We’re looking for a self-starter who can quickly develop a clear plan and determine what’s necessary to implement and maintain it. We operate a well-organized, well-instrumented platform, with an emphasis on results rather than process. We’re expanding fast and offer enormous opportunities for employee growth.
What you'll do
- Be part of a 7-person team across 4 different countries and 4 different time zones, and will participate in a follow-the-sun on-call rotation, working during your preferred hours.
- Provide valuable feedback on team goals, projects, and processes. We believe in continuously improving our team.
- Manage a real-time, scalable, microservices-based infrastructure running on free software, in 6 physical locations and all 3 major clouds.
- Write design documents to introduce new architectures or suggest changes to our existing infrastructure, accommodating for growth and solving scaling issues, while deep-diving in diverse topics, ranging from NetFlow and IP routing, to mysql replication strategies or HTTP optimization.
- Take part in handling incidents and their RCA afterwards, providing valuable input at all stages.
- Contribute code and tools or improve and extend all kinds of existing code. We believe in infrastructure as code and cattle not pets principles, so everything about our infrastructure is reflected in code.
What we’re looking for
- Minimum experience: 4 years of relevant SRE or Systems Administration.
- Communication: Kentik is a remote-first company, so we're looking for a team player who is able to work and collaborate in an asynchronous environment via tools such as email, Google Docs, Slack, Zoom, and Git.
- Linux experience: You’ve managed Debian GNU/Linux or Ubuntu installations in the past.

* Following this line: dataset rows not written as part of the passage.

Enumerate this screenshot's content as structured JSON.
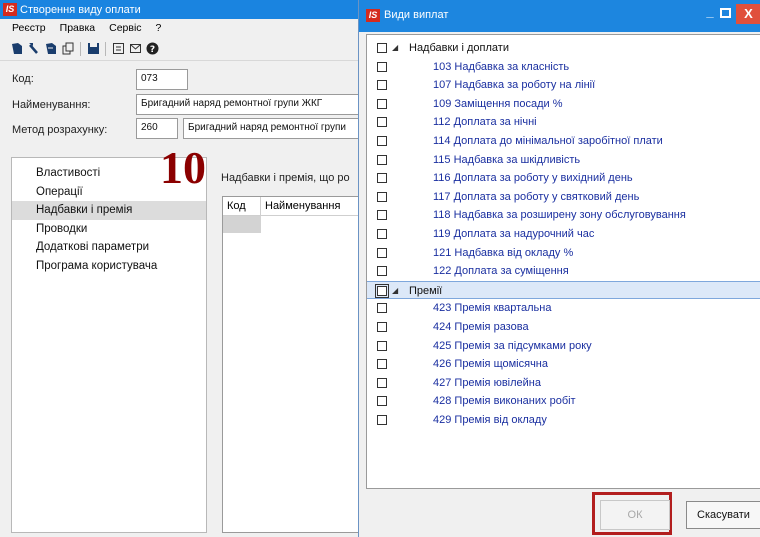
{
  "main_window": {
    "app_logo": "IS",
    "title": "Створення виду оплати",
    "menu": [
      "Реєстр",
      "Правка",
      "Сервіс",
      "?"
    ],
    "toolbar_icons": [
      "new-icon",
      "edit-icon",
      "copy-icon",
      "copy-window-icon",
      "save-icon",
      "form-icon",
      "mail-icon",
      "help-icon"
    ],
    "fields": {
      "code_label": "Код:",
      "code_value": "073",
      "name_label": "Найменування:",
      "name_value": "Бригадний наряд ремонтної групи ЖКГ",
      "method_label": "Метод розрахунку:",
      "method_code": "260",
      "method_name": "Бригадний наряд ремонтної групи"
    },
    "nav": [
      "Властивості",
      "Операції",
      "Надбавки і премія",
      "Проводки",
      "Додаткові параметри",
      "Програма користувача"
    ],
    "nav_selected_index": 2,
    "annotation_number": "10",
    "section_caption": "Надбавки і премія, що ро",
    "grid_columns": [
      "Код",
      "Найменування"
    ]
  },
  "dialog": {
    "app_logo": "IS",
    "title": "Види виплат",
    "controls": {
      "minimize": "_",
      "close": "X"
    },
    "groups": [
      {
        "label": "Надбавки і доплати",
        "items": [
          "103 Надбавка за класність",
          "107 Надбавка за роботу на лінії",
          "109 Заміщення посади %",
          "112 Доплата за нічні",
          "114 Доплата до мінімальної заробітної плати",
          "115 Надбавка за шкідливість",
          "116 Доплата за роботу у вихідний день",
          "117 Доплата за роботу у святковий день",
          "118 Надбавка за розширену зону обслуговування",
          "119 Доплата за надурочний час",
          "121 Надбавка від окладу %",
          "122 Доплата за суміщення"
        ]
      },
      {
        "label": "Премії",
        "items": [
          "423 Премія квартальна",
          "424 Премія разова",
          "425 Премія за підсумками року",
          "426 Премія щомісячна",
          "427 Премія ювілейна",
          "428 Премія виконаних робіт",
          "429 Премія від окладу"
        ]
      }
    ],
    "selected_group": "Премії",
    "buttons": {
      "ok": "ОК",
      "cancel": "Скасувати"
    },
    "colors": {
      "titlebar": "#1d86df",
      "item_text": "#1a2fa0",
      "highlight": "#b21e1e",
      "close": "#e0503c"
    }
  }
}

- HTTP experience: You know what TLS, nginx, HAProxy, or HTTP headers are.
- Networking experience: Terms such as routes and iptables sound familiar.
- An urge to document code, processes, and infrastructure in runbooks and wikis.
- A preference to automate your way out of tedious and repetitive tasks — toil is bad.
- Some familiarity with coding in Python, Ruby, or Go, while using Git to record your changes.
Desirable skills or experience
- You've worked in a microservices environment in the past and feel comfortable working with complex architectures.
- You know your way around Linux networking and have worked with policy routing or have some experience with dynamic routing. Example software: iptables, bird, FRR/Quagga, exaBGP.
- You have developed configuration management code in the past, either to configure servers or networking hardware. Example software: Puppet, Ansible, Chef.
- You’ve used, configured, or know how a CI/CD pipeline like Jenkins works.
- You’re familiar with a metrics platform such as Grafana or Prometheus, understand why it's needed, and would always check it to validate your assumptions.
- You’ve used or configured an ELK stack in the past.
- You’ve got some experience with Cloud infrastructure, and used tools such as Terraform or Packer.
The list is not exhaustive or in any way a checklist; we'll be happy to hear about any other skills or experience you may have!
If you find the position interesting, we’d be happy to hear from you!
Why work at Kentik?
We offer a competitive salary, first rate benefits and the chance to work at a fast growing, well-funded startup that is building something special: the first AIOps platform for the network professional. Kentik is located in the San Francisco neighborhood SOMA, near Oracle Park, a hotbed of innovation and talent, with team members around the world. You will have the opportunity to work alongside world-class engineers, network experts, and technology thought leaders to build the future of digital operations.